Wednesday, September 3, 2014

Living in the moment

Today was the first day of school for Maddie and William! Miss Madelyn started 3rd grade and William is a big 1st grader. Everything went smoothly this morning and they are sitting in their classrooms right now. But for some reason all day yesterday as I was sharpening boxes of pencils and laying out new outfits I couldn't shake the feeling that I was forgetting to do something, that I was not ready for them to start school. I went over everything in my head a million times. We bought all their school supplies in July and I went over their lists again and sure enough everything was there. I looked at their new clothes. They got new outfits not only from me but from both of their Grandmas as well as new shoes. (William thinks it's so cool that he's a big boy size 1 in shoes now) They have enough new clothes to last them until the end of time. I made sure I had enough groceries to make them healthy lunches, and even though I did I went to the store and bought frivolous food items that I don't usually buy like lunchables and prepackaged fruit so that they can have a "fun" lunch. I even got some waffles so that they can have a "fun" breakfast. (Why do I like to make eating so fun for my kids?) Still the "forgetting something" feeling lingered until I came to the realization that maybe I have all the material things in place and ready to go, but mentally I am just not ready for my babies to grow up.

I know every parent says their kids grow up too fast, but they really do! The time just flies by. It seems like just a few days ago my baby girl was starting kindergarten and my sweet little boy was in Pre-School (Or Pee-tool as he called it with his 'peech impedident). Lately, especially since I've been pregnant, I am trying really hard to live in the moment and enjoy every precious stage with my kids. So often we find ourselves saying "I can't wait until she's a little older so she can be more independent." Or something along those lines, but then as soon as they get a little older and more independent you miss the previous stage and all the little things you used to dread. Even the gross things like wiping their butts. Am I the weirdest mom in the world that I sometimes miss wiping my kid's butts?? With this pregnancy sometimes I'll think "I can't wait until it's over and I have my baby." But I try to stop myself. While obviously it'll be a great day when he's born and I am so excited for it, I really just want to enjoy my pregnancy and revel in every precious moment. As soon as he's out of me I know I will miss the kicks I get constantly throughout the day and my round baby bump that I forget about and knock things over with. I'll even miss some of the unpleasant things like waking up a million times in the night to pee and feeling like I need a crane to get out of bed in the morning. I know when he's an infant and I'm waking up with him in the middle of the night with sore, leaky nipples and a flabby stomach I'll yearn for the day that he sleeps through the night, but as soon as that day comes I'll miss getting up with him and nursing him and smelling his sweet baby smells. It makes me sad when I hear parents complaining about whatever stage their child is in, even though I know I do it too. But I am making it my goal from here on out to live in the moment and enjoy every stage of life my kids are in.

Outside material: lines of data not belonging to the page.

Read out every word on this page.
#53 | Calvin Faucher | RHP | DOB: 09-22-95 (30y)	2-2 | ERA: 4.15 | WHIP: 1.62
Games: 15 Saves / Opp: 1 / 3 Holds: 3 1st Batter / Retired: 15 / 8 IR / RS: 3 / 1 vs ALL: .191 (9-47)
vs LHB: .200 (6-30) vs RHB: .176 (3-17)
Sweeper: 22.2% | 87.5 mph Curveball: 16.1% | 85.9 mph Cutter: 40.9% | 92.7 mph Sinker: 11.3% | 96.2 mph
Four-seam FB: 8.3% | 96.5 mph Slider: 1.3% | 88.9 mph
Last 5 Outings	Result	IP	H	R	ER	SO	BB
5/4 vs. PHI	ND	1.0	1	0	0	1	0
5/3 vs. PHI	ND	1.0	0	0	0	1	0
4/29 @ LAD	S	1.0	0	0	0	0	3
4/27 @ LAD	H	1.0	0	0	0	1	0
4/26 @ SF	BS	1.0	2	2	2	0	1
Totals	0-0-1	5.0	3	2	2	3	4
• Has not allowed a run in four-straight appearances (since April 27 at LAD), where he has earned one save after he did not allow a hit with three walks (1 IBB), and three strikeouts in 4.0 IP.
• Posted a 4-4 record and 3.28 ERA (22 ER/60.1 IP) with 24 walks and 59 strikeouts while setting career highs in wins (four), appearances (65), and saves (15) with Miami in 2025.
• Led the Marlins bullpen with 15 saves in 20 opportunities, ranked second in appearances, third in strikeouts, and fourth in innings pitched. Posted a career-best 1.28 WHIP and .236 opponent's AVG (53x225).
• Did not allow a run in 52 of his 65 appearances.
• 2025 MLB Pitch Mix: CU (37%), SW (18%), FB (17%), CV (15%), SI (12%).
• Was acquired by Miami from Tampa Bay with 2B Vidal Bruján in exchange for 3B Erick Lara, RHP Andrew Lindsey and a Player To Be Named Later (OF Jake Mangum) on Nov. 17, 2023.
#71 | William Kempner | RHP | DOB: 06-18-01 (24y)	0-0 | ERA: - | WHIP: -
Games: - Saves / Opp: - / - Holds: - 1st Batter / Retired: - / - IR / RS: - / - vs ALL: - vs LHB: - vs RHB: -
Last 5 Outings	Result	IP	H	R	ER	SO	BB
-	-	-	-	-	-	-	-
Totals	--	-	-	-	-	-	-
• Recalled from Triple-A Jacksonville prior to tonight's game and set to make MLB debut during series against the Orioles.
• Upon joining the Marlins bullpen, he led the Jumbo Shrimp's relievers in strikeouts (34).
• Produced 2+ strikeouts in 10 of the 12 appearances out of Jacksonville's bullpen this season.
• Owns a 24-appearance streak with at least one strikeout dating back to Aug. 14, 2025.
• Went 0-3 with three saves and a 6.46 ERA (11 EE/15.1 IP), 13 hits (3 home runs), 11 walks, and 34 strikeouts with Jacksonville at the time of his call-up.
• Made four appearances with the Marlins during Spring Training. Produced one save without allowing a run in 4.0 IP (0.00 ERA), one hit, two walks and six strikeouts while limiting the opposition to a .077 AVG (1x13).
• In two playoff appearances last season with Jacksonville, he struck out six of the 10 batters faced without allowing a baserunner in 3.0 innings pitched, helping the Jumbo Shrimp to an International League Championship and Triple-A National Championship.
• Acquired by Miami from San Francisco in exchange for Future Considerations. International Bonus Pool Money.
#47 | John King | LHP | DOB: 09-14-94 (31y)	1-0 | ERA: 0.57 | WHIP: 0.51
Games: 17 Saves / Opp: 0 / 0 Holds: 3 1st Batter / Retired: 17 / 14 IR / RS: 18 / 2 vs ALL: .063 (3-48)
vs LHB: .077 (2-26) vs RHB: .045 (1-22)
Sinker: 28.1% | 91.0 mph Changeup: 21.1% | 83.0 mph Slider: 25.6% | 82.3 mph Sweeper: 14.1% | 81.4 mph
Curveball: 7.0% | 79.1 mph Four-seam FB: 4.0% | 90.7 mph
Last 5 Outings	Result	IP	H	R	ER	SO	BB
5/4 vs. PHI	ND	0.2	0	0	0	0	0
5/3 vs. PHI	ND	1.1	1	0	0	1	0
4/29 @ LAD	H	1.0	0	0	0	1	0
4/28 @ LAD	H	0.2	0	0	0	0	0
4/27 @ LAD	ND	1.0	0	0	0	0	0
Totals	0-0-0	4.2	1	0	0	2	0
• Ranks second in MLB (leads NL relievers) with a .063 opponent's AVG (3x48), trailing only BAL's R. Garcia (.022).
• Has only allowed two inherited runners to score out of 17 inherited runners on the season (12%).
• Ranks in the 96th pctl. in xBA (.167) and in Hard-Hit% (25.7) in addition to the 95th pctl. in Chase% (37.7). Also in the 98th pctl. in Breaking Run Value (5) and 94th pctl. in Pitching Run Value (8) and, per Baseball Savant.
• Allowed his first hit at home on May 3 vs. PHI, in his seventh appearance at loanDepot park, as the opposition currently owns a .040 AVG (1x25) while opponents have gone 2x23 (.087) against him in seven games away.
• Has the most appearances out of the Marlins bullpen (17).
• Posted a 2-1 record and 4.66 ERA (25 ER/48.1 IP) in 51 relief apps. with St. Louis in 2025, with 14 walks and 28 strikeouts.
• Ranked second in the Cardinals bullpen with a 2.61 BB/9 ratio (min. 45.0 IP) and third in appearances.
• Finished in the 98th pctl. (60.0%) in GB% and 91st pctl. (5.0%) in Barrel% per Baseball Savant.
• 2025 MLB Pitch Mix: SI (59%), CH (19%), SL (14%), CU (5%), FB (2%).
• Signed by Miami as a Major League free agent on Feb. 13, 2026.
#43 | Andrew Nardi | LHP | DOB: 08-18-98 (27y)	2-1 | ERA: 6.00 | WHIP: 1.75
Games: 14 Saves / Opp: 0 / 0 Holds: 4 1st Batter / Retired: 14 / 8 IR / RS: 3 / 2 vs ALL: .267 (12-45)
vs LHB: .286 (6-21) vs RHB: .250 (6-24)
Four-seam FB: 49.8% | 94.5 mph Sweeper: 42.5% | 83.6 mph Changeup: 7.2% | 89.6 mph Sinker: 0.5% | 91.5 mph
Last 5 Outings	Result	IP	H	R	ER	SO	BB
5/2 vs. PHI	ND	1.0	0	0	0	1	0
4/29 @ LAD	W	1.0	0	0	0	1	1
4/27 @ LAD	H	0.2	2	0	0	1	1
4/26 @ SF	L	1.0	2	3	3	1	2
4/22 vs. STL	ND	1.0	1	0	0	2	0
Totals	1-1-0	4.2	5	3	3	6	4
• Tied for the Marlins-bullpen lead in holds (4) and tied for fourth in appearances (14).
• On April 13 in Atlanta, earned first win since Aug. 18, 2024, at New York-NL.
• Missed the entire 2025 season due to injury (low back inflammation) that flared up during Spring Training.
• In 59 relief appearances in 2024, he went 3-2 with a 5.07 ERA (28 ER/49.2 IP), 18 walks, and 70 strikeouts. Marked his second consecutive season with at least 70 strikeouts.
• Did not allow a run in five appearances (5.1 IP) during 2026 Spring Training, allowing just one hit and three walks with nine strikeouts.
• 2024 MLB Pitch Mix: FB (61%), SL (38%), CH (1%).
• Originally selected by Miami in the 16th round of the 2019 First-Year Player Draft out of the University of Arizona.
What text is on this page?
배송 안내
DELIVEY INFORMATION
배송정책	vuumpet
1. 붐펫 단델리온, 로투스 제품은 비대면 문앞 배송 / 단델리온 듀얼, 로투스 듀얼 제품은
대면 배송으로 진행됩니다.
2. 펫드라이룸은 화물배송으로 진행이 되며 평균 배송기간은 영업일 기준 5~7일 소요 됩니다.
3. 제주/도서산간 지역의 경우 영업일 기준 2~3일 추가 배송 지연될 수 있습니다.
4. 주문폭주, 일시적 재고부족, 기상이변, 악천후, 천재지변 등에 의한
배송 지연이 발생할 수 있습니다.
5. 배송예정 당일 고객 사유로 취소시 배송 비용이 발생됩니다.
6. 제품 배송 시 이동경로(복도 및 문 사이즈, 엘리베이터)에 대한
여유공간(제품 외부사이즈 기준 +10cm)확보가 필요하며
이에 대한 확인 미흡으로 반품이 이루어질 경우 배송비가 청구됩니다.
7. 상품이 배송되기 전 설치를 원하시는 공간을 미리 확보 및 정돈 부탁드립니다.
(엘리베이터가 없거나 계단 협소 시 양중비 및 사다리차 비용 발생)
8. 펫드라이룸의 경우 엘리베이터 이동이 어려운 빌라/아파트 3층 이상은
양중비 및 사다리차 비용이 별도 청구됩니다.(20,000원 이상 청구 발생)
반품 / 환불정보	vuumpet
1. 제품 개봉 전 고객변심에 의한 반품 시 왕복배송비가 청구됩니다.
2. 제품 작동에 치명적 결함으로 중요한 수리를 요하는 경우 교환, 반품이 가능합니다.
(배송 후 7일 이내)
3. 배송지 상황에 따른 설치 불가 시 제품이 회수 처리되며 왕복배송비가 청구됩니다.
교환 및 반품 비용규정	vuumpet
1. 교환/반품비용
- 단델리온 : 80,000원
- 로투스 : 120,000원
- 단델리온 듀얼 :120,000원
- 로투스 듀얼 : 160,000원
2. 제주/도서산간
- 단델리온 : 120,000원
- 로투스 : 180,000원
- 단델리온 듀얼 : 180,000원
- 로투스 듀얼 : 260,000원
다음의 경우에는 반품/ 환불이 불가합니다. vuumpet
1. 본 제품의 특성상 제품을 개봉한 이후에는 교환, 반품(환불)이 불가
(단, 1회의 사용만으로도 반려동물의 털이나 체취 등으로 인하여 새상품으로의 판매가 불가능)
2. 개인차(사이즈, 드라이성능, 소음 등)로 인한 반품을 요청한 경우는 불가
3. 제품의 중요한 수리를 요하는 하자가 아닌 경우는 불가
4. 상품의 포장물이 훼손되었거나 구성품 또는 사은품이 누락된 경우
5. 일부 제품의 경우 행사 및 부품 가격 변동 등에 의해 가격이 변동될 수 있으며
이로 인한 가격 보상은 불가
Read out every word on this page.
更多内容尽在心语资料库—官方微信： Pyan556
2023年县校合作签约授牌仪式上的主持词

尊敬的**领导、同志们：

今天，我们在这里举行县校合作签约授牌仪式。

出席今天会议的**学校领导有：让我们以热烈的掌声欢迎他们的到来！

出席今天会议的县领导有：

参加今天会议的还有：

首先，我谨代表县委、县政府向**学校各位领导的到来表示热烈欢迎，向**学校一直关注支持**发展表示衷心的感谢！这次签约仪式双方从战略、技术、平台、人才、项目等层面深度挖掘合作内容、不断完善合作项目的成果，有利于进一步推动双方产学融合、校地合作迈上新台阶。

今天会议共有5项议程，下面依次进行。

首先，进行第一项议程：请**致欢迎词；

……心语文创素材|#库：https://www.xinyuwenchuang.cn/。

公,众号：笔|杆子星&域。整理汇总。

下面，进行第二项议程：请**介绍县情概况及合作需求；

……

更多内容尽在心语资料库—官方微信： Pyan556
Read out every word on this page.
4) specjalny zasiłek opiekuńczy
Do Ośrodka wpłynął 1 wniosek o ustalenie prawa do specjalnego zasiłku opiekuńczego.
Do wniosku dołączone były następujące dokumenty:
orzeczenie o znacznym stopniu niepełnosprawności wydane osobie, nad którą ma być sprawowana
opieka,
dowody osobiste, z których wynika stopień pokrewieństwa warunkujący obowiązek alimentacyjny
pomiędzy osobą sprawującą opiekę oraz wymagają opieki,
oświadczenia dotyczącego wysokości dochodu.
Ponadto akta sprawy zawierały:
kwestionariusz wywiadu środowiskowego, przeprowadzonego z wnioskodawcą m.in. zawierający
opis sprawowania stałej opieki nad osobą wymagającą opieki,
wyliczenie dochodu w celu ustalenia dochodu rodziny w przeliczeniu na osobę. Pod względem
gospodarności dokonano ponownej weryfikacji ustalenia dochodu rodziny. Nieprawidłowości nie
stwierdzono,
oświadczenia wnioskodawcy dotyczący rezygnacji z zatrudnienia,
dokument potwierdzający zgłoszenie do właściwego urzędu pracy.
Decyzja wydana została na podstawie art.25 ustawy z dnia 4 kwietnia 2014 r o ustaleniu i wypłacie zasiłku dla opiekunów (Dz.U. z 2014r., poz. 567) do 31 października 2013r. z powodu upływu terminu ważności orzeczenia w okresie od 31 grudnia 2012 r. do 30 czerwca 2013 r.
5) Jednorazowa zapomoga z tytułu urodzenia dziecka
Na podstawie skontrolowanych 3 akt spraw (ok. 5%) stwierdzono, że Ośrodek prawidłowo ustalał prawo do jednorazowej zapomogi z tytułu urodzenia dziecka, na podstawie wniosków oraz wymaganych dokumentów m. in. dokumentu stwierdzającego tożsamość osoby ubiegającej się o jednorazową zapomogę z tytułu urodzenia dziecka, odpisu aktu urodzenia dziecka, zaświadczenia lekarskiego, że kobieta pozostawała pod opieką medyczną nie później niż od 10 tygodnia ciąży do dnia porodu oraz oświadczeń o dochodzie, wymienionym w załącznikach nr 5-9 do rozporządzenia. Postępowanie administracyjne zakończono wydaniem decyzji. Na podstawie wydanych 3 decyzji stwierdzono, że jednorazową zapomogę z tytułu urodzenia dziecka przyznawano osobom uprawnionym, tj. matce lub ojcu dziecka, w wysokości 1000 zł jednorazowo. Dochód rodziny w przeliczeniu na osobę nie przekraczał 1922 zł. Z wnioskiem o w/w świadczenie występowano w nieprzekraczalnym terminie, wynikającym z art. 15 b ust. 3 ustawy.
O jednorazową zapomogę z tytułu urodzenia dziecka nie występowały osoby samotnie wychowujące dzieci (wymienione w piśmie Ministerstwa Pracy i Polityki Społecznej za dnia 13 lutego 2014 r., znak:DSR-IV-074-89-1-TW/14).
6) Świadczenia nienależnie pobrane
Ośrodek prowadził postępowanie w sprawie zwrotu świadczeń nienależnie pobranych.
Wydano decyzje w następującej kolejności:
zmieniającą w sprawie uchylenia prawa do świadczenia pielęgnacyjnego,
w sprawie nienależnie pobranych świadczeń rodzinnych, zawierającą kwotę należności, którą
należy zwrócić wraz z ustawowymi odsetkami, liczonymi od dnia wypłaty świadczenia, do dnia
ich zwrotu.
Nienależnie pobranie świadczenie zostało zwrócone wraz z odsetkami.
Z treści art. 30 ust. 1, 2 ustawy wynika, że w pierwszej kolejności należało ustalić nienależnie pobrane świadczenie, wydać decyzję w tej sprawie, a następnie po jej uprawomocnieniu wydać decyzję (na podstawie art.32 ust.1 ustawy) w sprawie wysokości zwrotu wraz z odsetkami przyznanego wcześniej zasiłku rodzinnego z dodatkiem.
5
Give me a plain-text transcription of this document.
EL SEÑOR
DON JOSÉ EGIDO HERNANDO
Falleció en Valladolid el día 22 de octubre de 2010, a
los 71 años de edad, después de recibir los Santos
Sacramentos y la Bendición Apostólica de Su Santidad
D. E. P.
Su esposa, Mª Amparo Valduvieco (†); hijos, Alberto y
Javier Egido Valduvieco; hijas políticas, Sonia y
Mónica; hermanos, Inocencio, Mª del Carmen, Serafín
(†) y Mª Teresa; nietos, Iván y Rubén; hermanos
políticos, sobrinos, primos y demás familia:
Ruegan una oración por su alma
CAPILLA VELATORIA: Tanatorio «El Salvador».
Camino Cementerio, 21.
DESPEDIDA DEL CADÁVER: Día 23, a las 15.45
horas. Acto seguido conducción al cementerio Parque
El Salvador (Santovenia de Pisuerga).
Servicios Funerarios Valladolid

So here are some things I love about my children right now. Madelyn is so sweet and loving. She loves talking to my belly and feeling her baby brother's kicks. She is very independent and can do things like shower all by herself, but I like that sometimes she'll ask "Mama can you start the shower for me and hang out with me while I'm in there? I know I can do it by myself, but I like you keeping me company." So I will gladly start the shower for her and talk to her through the curtain. William is really funny and usually pretty laid back. When shopping for school clothes, every item we showed him and asked if he liked it he said, "Yeah, sure, whatever, great!" He always makes me laugh. He also has a really loving side. He loves to snuggle up with me on the couch and watch movies. He still climbs into our bed in the middle of the night most nights, and I don't mind it, I just snuggle right up to him. Baby number three is doing great. I am 27 weeks and 3 days today. I've been blessed with an easy pregnancy so far. He's measuring big so we'll see if he makes it to his Nov. 30th due date. Maddie and Will were both 11 days early so I'm expecting him to be early as well but, I don't want to get too attached to that idea or I will be going crazy if December comes and he's still not here!

In conclusion, I promise to live in the moment with my children as best as I can! Right now the moment is both my big kids are in school and baby is still on the inside so this Mama's gonna go take a relaxing bath!